The World Food Programme
provided a transcript of a May 2006 press conference, restarting a slimmed down
program:
the approximate
total food needs of DPRK are about 5.3 million tonnes a year. They produce
around 4.5 million tons, though it varies somewhat from year to year. They have
an annual gap of about 1 million tons. They need to get food to fill that gap.
They can get it through commercial imports, from bilateral assistance, from
humanitarian aid. WFP has played a very important role for the past decade in
helping to provide assistance to the people in the country who were suffering
because that gap hadn’t been filled. The DPRK is going to continue to face a
food gap; they will have to meet it in some way. If they can meet it from
commercial imports or bilateral aid, then the requirement for WFP is less. But
right now they can’t fill the entire gap from other resources...

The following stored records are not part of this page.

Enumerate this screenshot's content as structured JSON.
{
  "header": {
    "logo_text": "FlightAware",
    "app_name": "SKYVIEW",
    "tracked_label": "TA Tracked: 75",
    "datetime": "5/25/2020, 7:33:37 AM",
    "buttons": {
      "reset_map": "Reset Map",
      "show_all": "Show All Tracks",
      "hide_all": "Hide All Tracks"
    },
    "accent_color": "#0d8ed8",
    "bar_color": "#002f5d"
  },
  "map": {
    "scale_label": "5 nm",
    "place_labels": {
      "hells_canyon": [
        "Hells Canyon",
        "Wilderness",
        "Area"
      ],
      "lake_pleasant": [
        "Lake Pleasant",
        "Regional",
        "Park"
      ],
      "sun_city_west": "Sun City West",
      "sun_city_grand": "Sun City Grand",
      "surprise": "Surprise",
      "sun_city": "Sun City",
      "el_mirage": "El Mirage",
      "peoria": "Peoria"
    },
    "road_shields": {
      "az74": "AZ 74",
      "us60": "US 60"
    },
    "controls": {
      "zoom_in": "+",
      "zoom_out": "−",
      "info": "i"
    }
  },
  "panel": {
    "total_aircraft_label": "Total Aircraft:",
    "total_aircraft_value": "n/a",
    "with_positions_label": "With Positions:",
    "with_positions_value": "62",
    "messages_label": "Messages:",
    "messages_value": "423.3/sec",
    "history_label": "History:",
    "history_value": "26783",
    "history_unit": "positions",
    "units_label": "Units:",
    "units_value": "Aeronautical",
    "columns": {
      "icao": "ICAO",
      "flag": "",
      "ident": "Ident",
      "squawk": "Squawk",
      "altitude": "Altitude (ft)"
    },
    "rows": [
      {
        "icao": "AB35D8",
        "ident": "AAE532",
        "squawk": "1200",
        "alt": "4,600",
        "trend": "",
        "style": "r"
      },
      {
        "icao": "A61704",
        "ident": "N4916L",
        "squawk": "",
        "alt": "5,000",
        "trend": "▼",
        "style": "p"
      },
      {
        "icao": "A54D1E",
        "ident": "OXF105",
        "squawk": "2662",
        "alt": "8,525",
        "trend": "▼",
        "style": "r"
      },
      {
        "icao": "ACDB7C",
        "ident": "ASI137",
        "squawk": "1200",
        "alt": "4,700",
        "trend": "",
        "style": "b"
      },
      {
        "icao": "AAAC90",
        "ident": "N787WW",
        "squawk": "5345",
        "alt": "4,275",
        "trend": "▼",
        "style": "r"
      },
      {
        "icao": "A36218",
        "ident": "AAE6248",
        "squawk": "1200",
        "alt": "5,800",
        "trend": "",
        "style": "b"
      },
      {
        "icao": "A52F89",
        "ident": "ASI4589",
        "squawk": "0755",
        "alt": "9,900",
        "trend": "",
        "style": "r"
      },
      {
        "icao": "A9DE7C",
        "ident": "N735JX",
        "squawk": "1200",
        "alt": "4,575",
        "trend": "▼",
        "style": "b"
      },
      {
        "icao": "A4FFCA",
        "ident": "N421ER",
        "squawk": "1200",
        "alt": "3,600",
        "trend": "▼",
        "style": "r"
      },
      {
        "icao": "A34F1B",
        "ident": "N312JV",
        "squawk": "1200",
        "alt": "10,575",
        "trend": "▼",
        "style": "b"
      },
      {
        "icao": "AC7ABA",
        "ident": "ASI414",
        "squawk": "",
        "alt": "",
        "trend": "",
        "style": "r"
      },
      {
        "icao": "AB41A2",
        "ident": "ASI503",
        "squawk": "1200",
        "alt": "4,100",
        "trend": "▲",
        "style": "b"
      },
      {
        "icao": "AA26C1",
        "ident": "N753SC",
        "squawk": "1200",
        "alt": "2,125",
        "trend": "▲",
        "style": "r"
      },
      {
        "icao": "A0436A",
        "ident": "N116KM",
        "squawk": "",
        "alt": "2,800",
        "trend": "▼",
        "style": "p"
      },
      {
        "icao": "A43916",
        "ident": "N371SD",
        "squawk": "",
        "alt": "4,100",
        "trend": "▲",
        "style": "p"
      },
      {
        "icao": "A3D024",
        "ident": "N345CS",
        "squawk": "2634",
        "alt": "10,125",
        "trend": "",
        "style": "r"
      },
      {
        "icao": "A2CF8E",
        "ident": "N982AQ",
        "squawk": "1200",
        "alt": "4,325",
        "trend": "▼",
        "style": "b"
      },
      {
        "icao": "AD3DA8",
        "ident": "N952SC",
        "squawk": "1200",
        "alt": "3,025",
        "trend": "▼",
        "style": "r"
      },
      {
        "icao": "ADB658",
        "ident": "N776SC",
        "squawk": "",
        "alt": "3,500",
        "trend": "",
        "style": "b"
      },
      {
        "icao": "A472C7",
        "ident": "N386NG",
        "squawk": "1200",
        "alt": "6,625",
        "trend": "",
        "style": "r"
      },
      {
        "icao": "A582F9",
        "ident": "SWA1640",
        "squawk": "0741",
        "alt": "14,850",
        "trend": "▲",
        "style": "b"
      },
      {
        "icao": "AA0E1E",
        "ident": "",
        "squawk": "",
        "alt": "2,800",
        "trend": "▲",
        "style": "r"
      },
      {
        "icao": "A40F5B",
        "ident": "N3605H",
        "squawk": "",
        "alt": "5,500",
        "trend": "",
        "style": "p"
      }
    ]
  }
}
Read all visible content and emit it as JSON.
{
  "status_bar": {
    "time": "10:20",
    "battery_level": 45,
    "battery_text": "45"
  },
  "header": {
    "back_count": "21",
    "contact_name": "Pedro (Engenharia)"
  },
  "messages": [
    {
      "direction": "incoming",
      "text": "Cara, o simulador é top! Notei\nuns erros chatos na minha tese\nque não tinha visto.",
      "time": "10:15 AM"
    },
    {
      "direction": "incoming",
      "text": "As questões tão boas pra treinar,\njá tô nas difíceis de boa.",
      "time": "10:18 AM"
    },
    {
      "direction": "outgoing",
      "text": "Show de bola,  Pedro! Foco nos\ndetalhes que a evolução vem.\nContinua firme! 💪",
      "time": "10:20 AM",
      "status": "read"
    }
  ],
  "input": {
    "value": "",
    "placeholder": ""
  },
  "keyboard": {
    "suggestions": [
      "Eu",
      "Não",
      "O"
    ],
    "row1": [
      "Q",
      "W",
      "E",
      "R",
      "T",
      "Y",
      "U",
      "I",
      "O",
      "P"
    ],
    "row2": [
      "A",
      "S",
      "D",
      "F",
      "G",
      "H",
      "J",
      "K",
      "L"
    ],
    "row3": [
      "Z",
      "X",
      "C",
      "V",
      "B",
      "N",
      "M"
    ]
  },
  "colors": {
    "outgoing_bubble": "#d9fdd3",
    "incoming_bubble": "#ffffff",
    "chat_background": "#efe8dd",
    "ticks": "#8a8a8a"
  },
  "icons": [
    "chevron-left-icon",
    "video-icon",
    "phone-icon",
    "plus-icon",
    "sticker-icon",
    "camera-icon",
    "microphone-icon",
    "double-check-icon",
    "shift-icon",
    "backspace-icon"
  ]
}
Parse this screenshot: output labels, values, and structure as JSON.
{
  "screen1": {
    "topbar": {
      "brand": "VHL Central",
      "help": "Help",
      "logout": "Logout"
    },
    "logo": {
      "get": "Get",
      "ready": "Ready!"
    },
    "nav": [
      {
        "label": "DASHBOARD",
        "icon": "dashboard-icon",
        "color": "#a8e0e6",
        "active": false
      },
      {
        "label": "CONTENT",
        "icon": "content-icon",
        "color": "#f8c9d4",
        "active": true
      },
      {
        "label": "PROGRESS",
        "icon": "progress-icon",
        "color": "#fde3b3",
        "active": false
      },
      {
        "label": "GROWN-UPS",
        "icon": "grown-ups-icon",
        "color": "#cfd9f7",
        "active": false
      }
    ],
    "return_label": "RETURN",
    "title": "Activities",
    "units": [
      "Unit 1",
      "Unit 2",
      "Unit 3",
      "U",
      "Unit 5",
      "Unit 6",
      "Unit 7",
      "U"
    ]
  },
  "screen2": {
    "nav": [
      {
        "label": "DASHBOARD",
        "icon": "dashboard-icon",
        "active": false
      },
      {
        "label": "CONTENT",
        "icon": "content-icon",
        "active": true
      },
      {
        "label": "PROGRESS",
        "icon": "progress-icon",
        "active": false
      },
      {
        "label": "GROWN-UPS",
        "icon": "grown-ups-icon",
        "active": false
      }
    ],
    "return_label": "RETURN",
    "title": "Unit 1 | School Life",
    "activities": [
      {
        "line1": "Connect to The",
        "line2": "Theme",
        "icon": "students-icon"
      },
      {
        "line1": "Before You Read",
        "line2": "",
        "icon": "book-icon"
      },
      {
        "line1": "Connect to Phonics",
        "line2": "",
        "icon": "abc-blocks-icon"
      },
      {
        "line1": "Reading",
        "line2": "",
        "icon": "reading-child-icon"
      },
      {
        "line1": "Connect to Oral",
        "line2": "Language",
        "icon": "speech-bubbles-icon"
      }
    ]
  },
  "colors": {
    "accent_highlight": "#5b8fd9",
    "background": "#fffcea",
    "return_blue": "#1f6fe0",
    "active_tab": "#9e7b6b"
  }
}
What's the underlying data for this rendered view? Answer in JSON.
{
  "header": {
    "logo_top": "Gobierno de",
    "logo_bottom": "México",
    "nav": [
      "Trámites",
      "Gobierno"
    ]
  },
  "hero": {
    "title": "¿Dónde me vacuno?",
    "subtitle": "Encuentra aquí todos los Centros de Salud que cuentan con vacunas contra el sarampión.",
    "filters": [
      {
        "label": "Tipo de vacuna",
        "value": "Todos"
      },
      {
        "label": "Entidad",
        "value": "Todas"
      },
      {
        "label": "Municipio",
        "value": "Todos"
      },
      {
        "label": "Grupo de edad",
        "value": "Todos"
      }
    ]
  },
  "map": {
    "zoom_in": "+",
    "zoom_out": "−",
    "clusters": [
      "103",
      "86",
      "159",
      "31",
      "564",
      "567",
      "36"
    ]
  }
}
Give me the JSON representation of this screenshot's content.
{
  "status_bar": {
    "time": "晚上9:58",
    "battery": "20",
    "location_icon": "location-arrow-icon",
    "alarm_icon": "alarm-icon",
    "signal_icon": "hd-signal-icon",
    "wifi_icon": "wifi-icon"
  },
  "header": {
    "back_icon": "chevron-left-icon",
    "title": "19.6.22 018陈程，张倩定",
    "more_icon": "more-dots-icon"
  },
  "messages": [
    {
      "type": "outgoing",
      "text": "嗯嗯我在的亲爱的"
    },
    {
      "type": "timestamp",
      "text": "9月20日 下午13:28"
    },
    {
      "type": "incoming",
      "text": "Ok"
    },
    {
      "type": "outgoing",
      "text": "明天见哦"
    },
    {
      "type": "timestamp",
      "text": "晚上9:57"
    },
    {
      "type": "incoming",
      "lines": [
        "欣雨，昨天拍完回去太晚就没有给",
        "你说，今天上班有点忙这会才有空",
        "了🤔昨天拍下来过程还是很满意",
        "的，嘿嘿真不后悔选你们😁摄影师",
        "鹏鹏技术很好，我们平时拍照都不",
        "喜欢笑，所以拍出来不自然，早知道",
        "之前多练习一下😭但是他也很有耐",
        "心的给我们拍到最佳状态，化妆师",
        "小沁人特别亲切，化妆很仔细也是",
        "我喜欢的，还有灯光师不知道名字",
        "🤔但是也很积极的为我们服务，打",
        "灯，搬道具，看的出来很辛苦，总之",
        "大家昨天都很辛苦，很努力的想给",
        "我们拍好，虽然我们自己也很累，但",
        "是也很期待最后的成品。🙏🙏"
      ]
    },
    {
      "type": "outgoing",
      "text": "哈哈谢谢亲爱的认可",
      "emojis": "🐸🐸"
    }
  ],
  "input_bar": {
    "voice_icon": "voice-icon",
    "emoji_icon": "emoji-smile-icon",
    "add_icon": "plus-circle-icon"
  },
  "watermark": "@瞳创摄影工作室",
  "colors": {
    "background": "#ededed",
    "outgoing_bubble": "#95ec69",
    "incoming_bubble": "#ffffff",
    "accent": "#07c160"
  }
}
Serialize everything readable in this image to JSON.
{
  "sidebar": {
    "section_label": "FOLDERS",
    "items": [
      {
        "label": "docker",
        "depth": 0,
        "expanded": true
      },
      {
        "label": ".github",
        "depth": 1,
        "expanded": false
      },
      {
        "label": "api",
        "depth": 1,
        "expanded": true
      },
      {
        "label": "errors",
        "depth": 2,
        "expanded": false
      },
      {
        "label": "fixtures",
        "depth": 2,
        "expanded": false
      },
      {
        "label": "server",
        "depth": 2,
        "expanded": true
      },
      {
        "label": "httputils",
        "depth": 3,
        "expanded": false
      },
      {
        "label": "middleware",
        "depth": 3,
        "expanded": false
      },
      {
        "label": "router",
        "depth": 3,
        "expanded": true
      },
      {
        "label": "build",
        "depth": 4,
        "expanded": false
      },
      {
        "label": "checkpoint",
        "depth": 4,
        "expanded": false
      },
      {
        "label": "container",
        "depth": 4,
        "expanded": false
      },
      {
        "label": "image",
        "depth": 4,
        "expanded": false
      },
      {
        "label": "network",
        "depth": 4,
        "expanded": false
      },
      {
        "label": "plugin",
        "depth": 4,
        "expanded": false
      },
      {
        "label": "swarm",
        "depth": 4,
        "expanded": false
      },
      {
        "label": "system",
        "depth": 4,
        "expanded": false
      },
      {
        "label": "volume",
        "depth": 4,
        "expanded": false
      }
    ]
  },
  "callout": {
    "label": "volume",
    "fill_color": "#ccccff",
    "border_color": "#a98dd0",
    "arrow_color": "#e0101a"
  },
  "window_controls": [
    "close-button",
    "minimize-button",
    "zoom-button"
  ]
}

Under the new operation, given its limited size, we
have had to make very difficult decisions. We decided to concentrate our
assistance mainly on women and children. Elderly people who we helped in the
past are not going to be beneficiaries of this program. Life for some elderly
people in DPRK can be very tough. Their pension is about 900 won a month. The
dollar exchange rate now is about 2,900 won. So they’re getting 34 cents a month
from their pension.
Speaking of pensions and food, or using
them as trope transitions, France holds the presidency of the Security
Council this month, and its ambassador Jean-Marc De La Sabliere took questions
from the press for nearly an hour. Amb. De La Sabliere recited a list of crises
to deal with, from Darfur and the Congo through Cote D'Ivoire and Kosovo. Uganda
was not among them, except cryptically in a footnote. Since more than 24 hours
before, Uganda's Museveni had loudly offered amnesty to Joseph Kony of the
Lord's Resistance Army, despite his indictment for war crimes by the
International Criminal Court, Inner City Press asked for Amb. De La Sabliere's
position on whether war crime indictments can be waived. "That's for the
prosecutor to answer," the Ambassador replied. Video is
here,
with Uganda question(s) and answer running from Minute 46:40 through 51:10, the
third-to-last question. Amb. De La Sabliere acknowledged that he hadn't heard of
Museveni's amnesty offer,
nor presumably of the Ugandan People's Defense Force's
cordon-and-search disarmament in Karamoja.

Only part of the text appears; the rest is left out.